‘Warp and Weft' on at Vernissage brings together works of 11 artists
Like exquisitely crafted art, ‘Warp and Weft'- the latest art exhibition at the Vernissage, G397, behind The Center Hotel in Panampilly Nagar- brings together works of 11 artists.
The show has been organised in association with Right Lines Art Gallery, Bangalore and will be on till December 25. Says, Bindu Nair, CEO, Vernissage, “Since inception in June 2010, we have had six shows. But the credit for this one, which features mostly established artists, rests entirely with two women Indira Bharadwaj and Raj Dutt of Right Lines. It's to their credit that the show is a veritable feast for the eye.”
The most celebrated of the artists on display is Padmashree Thota Tharani with two acrylics- the ‘Rooster' which is iconic, brilliant and powerful with the yellows, reds and mustard of the rooster standing in bold relief against the black and grey background and ‘Ganesha' with its compelling, deft strokes.
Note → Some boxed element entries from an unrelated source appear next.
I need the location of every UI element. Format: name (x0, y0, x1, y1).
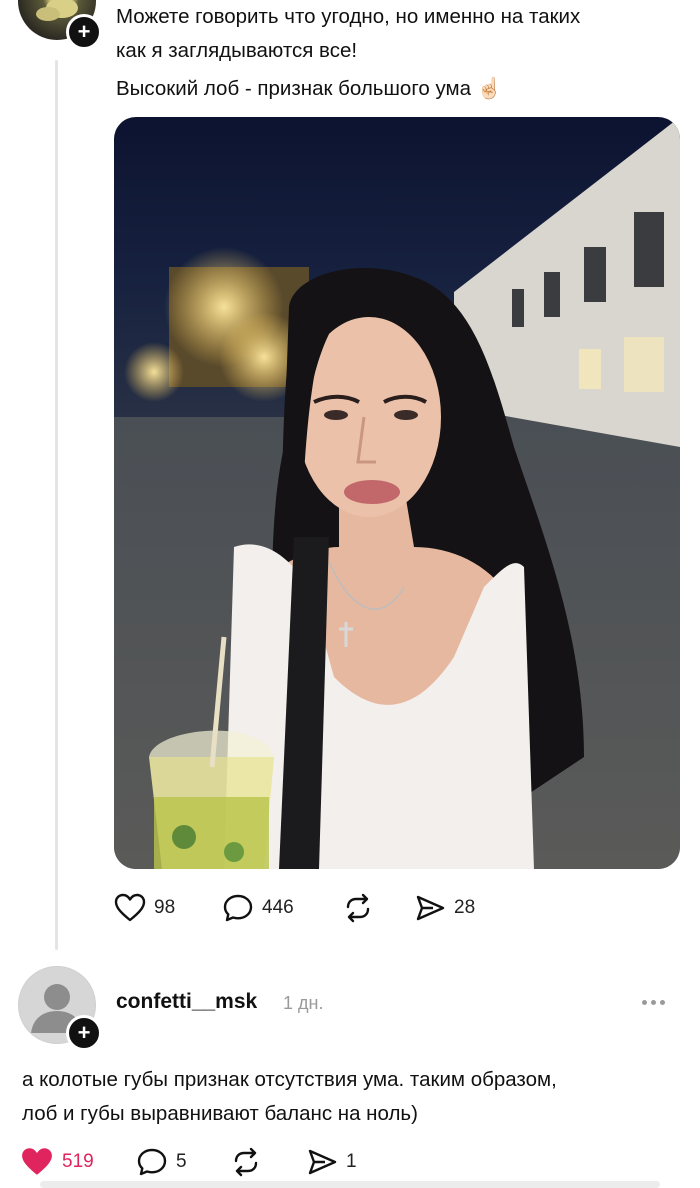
post-text-line: Можете говорить что угодно, но именно на… (116, 5, 581, 28)
comment-repost-button[interactable] (230, 1147, 306, 1177)
post-text-line: Высокий лоб - признак большого ума ☝🏻 (116, 77, 503, 100)
post-text-line: как я заглядываются все! (116, 39, 358, 62)
send-icon (308, 1149, 337, 1175)
comment-reply-count: 5 (176, 1151, 187, 1172)
follow-plus-icon[interactable]: + (66, 1015, 102, 1051)
comment-like-button[interactable]: 519 (20, 1146, 136, 1178)
share-count: 28 (454, 897, 476, 918)
comment-time: 1 дн. (283, 993, 324, 1013)
repost-icon (234, 1147, 258, 1177)
repost-button[interactable] (342, 893, 414, 923)
like-button[interactable]: 98 (114, 893, 222, 923)
comment-button[interactable]: 446 (222, 893, 342, 923)
bottom-scroll-edge (40, 1181, 660, 1188)
thread-line (55, 60, 58, 950)
comment-actions: 519 5 1 (20, 1146, 440, 1178)
post-actions: 98 446 28 (114, 893, 534, 923)
comment-text: а колотые губы признак отсутствия ума. т… (22, 1063, 682, 1131)
more-dots-icon[interactable] (642, 1000, 665, 1005)
comment-text-line: лоб и губы выравнивают баланс на ноль) (22, 1102, 418, 1125)
comment-bubble-icon (223, 894, 253, 922)
heart-icon (22, 1148, 52, 1175)
repost-icon (346, 893, 370, 923)
comment-text-line: а колотые губы признак отсутствия ума. т… (22, 1068, 557, 1091)
post-photo[interactable] (114, 117, 680, 869)
comment-reply-button[interactable]: 5 (136, 1147, 230, 1177)
comment-count: 446 (262, 897, 294, 918)
comment-bubble-icon (137, 1148, 167, 1176)
comment-like-count: 519 (62, 1151, 94, 1172)
comment-share-button[interactable]: 1 (306, 1147, 386, 1177)
heart-icon (114, 893, 146, 922)
comment-username[interactable]: confetti__msk (116, 990, 257, 1014)
follow-plus-icon[interactable]: + (66, 14, 102, 50)
share-button[interactable]: 28 (414, 893, 514, 923)
like-count: 98 (154, 897, 176, 918)
send-icon (416, 895, 445, 921)
comment-share-count: 1 (346, 1151, 357, 1172)
post-text: Можете говорить что угодно, но именно на… (116, 0, 686, 106)
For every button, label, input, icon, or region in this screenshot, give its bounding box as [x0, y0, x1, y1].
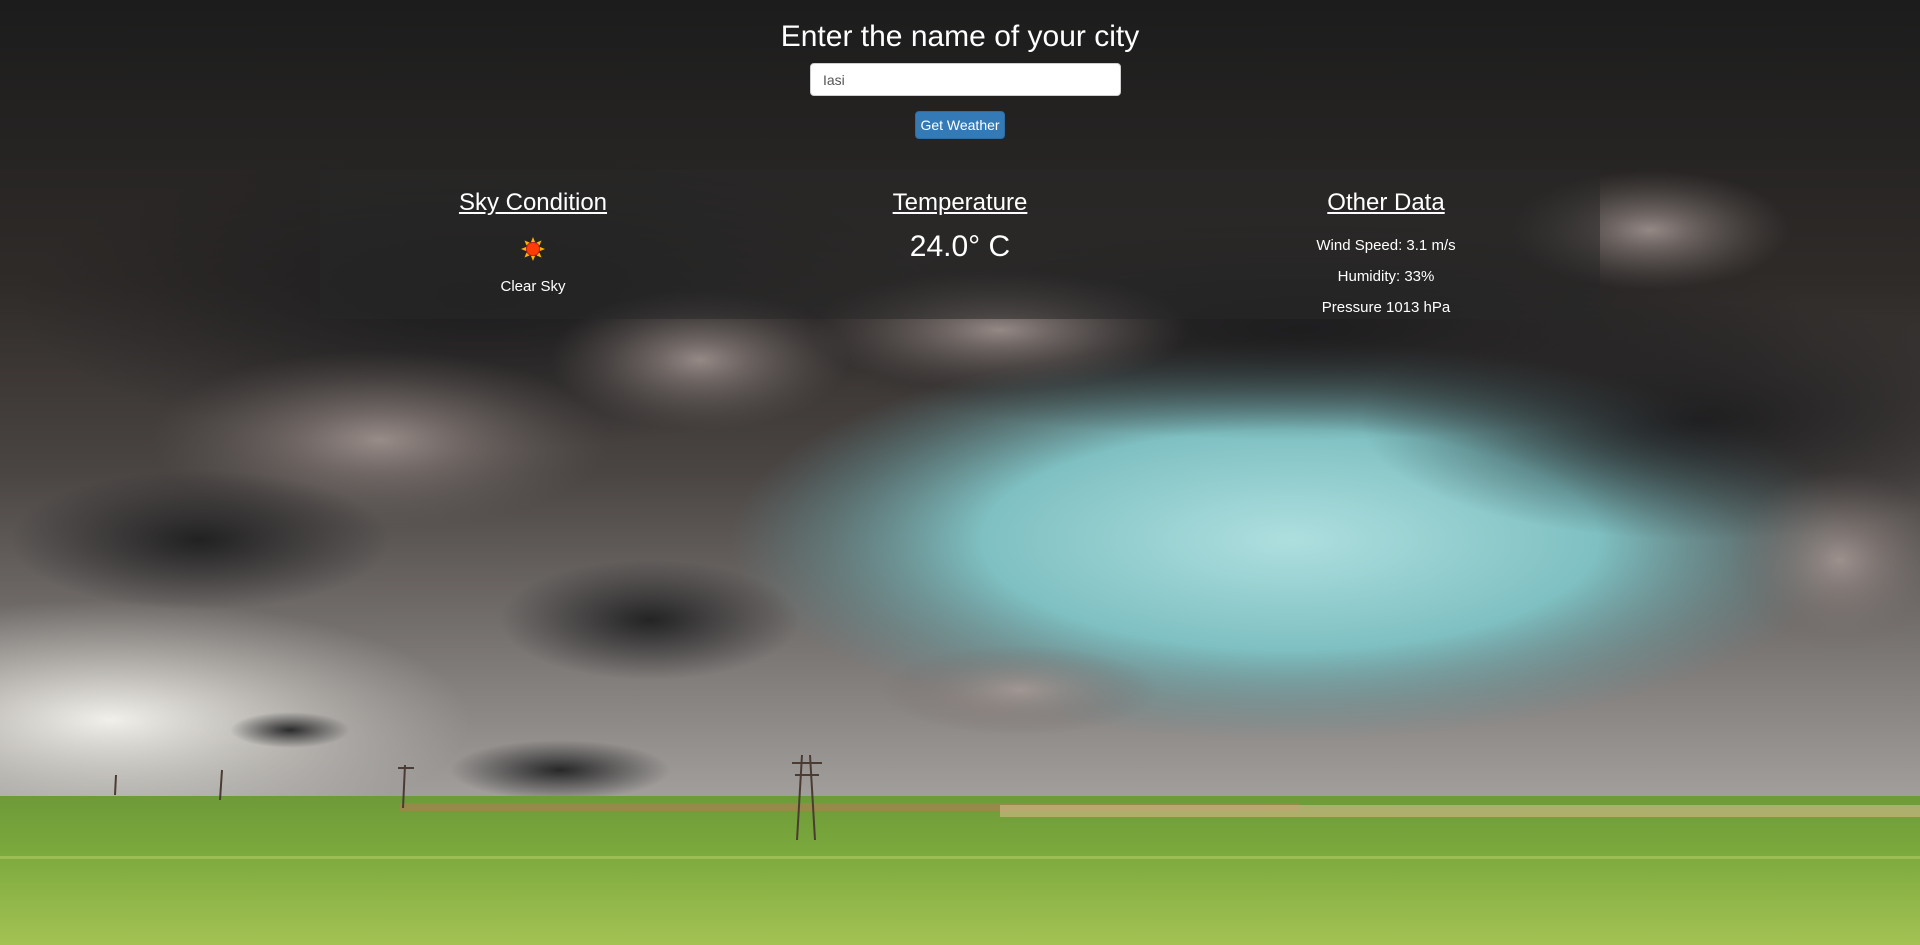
weather-results-panel: Sky Condition Clear Sky Temperature 24.0…	[320, 170, 1600, 319]
sky-condition-section: Sky Condition Clear Sky	[320, 170, 746, 319]
get-weather-button[interactable]: Get Weather	[915, 111, 1005, 139]
page-title: Enter the name of your city	[780, 20, 1140, 53]
page-content: Enter the name of your city Get Weather …	[0, 0, 1920, 945]
pressure-text: Pressure 1013 hPa	[1321, 299, 1451, 316]
sun-icon	[521, 237, 545, 261]
temperature-heading: Temperature	[892, 189, 1028, 216]
humidity-text: Humidity: 33%	[1337, 268, 1435, 285]
temperature-section: Temperature 24.0° C	[747, 170, 1173, 319]
temperature-value: 24.0° C	[909, 230, 1011, 263]
wind-speed-text: Wind Speed: 3.1 m/s	[1316, 237, 1456, 254]
weather-page: Enter the name of your city Get Weather …	[0, 0, 1920, 945]
sky-description: Clear Sky	[500, 278, 566, 295]
other-data-heading: Other Data	[1327, 189, 1445, 216]
sky-condition-heading: Sky Condition	[458, 189, 608, 216]
other-data-section: Other Data Wind Speed: 3.1 m/s Humidity:…	[1173, 170, 1599, 319]
header: Enter the name of your city	[0, 18, 1920, 56]
city-search-input[interactable]	[810, 63, 1121, 96]
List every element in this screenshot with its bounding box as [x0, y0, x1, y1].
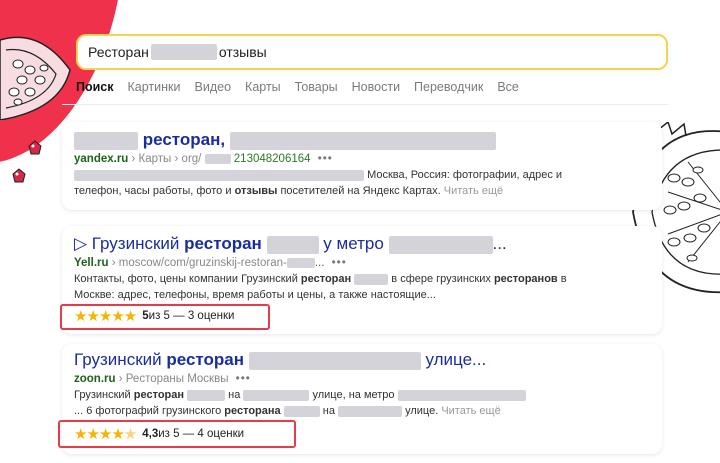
- rating-highlight-frame: [60, 304, 270, 330]
- search-input[interactable]: Ресторан отзывы: [76, 34, 668, 70]
- search-query-left: Ресторан: [88, 44, 149, 60]
- read-more-link[interactable]: Читать ещё: [441, 405, 500, 417]
- result-snippet: Контакты, фото, цены компании Грузинский…: [74, 273, 567, 301]
- redacted-block: [338, 405, 403, 417]
- redacted-block: [266, 235, 319, 254]
- read-more-link[interactable]: Читать ещё: [444, 185, 503, 197]
- redacted-block: [204, 153, 231, 164]
- tab-products[interactable]: Товары: [295, 80, 338, 94]
- pomegranate-seed-icon: [12, 168, 26, 183]
- redacted-block: [388, 235, 493, 254]
- result-url[interactable]: zoon.ru › Рестораны Москвы •••: [74, 373, 654, 385]
- tab-translator[interactable]: Переводчик: [414, 80, 483, 94]
- result-snippet: Грузинский ресторан на улице, на метро .…: [74, 387, 654, 419]
- tab-maps[interactable]: Карты: [245, 80, 281, 94]
- redacted-block: [229, 131, 496, 150]
- result-url[interactable]: yandex.ru › Карты › org/ 213048206164 ••…: [74, 153, 654, 165]
- redacted-block: [397, 389, 526, 401]
- redacted-block: [187, 389, 226, 401]
- result-title[interactable]: ресторан,: [74, 130, 654, 150]
- pomegranate-slice-icon: [0, 36, 71, 120]
- result-url[interactable]: Yell.ru › moscow/com/gruzinskij-restoran…: [74, 257, 654, 269]
- redacted-block: [243, 389, 310, 401]
- rating-highlight-frame: [58, 420, 296, 448]
- redacted-block: [150, 44, 217, 60]
- search-query-right: отзывы: [218, 44, 267, 60]
- redacted-block: [286, 257, 315, 268]
- search-tabs: Поиск Картинки Видео Карты Товары Новост…: [76, 80, 519, 94]
- tab-all[interactable]: Все: [497, 80, 519, 94]
- tab-search[interactable]: Поиск: [76, 80, 114, 94]
- tab-news[interactable]: Новости: [352, 80, 400, 94]
- tabs-divider: [62, 104, 668, 105]
- redacted-block: [354, 273, 389, 285]
- redacted-block: [74, 169, 364, 181]
- result-snippet: Москва, Россия: фотографии, адрес и теле…: [74, 169, 563, 197]
- more-options-icon[interactable]: •••: [332, 257, 347, 269]
- more-options-icon[interactable]: •••: [318, 153, 333, 165]
- search-result-yandex: ресторан, yandex.ru › Карты › org/ 21304…: [62, 122, 662, 210]
- more-options-icon[interactable]: •••: [236, 373, 251, 385]
- result-title[interactable]: Грузинский ресторан улице...: [74, 350, 654, 370]
- pomegranate-seed-icon: [28, 140, 42, 155]
- tab-images[interactable]: Картинки: [128, 80, 181, 94]
- result-title[interactable]: ▷ Грузинский ресторан у метро ...: [74, 234, 654, 254]
- tab-video[interactable]: Видео: [195, 80, 232, 94]
- redacted-block: [283, 405, 320, 417]
- redacted-block: [74, 131, 138, 150]
- redacted-block: [248, 351, 421, 370]
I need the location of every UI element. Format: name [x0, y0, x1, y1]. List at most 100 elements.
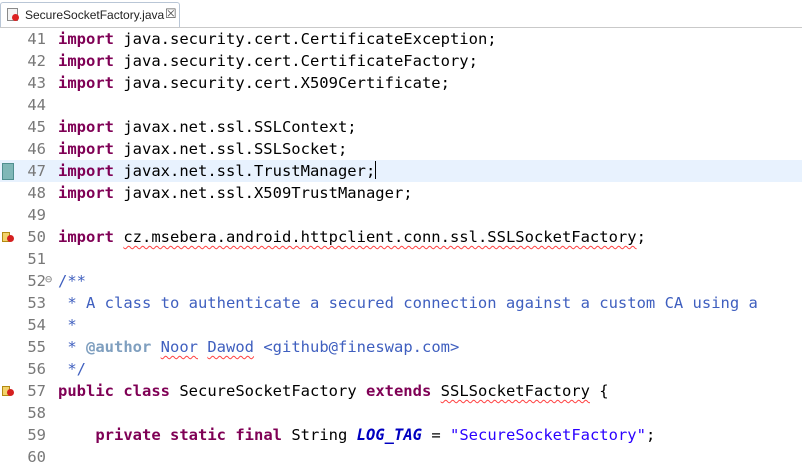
- code-text: import cz.msebera.android.httpclient.con…: [58, 227, 646, 247]
- line-number: 51: [27, 250, 46, 268]
- line-number: 42: [27, 52, 46, 70]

Bikash Poddar is the most prolific on show with eight works, all water colours on paper. While the bigger works are landscapes and abstracts which are restful, the four miniatures are reminiscent of scenes from village life. One untitled is especially gripping, with its portrayal of a village lane with the two figures walking along it. It is lazy, real and punchy.
Nikhil Ranjan Pal has a diptych- displaying images of women, one quintessentially Indian in a sari, the other modern- as well as a dreamy, subtle creation titled ‘Woman.' ‘Kites,' a textured watercolour, which represents gambolling children with kites and the refreshing ‘Krishna,' which has elements set around a circle and gives multiple perspectives to the viewer, depending on the angle of view, are the works of Arpita Basu, a Kolkata-based artist.
Different from the others are the two creations of Sudhir Kumar Meher, as they are acrylic on silk and celebrate the beauty of colour and nature with motifs inspired from tribal Orissa.
Gwalior-based Mustak Khan Chowdhury's acrylics on canvas ‘Two Women' and ‘Two Ladies with a flower' pay tribute to women and romance, with bold colours and soft touches. The traditions of the Bengal School reigns in the works of Dewashish Das, who celebrate the rustic in ‘Friends' (an oil and acrylic on canvas) and the untitled acrylic. The attention to detail, the play of colours and the romanticising of work are stunning.
Paresh Hazra has two works on show- ‘Krishna,' with the embossed and three-dimensional effect and ‘Almighty 1' which melds the images of Krishna and Christ. The effect of his labour is innovative and rich, especially as he has used the old egg tempera technique.
Dipankar Ray's ‘Desire' an acrylic is refreshing and soothing with its pale, green tones while the ‘Boat' is a play of textures. ‘Twilight' and ‘Midsummer,' two abstracts of Surajit Chanda, are contrasting images-one light and cool, the other summery and in fiery shades.
The contemporary scenes illustrated in Sanjay Singh's ‘Celebration of Life' and an untitled work is thoughtful, balanced and remarkable.
“The show is about the coming together of different styles of paintings and artists,” points out Mody Thomas, curator and artist.
In that sense, ‘Warp and Weft' remains true to its essence and is an exhibit put together masterfully and flawlessly.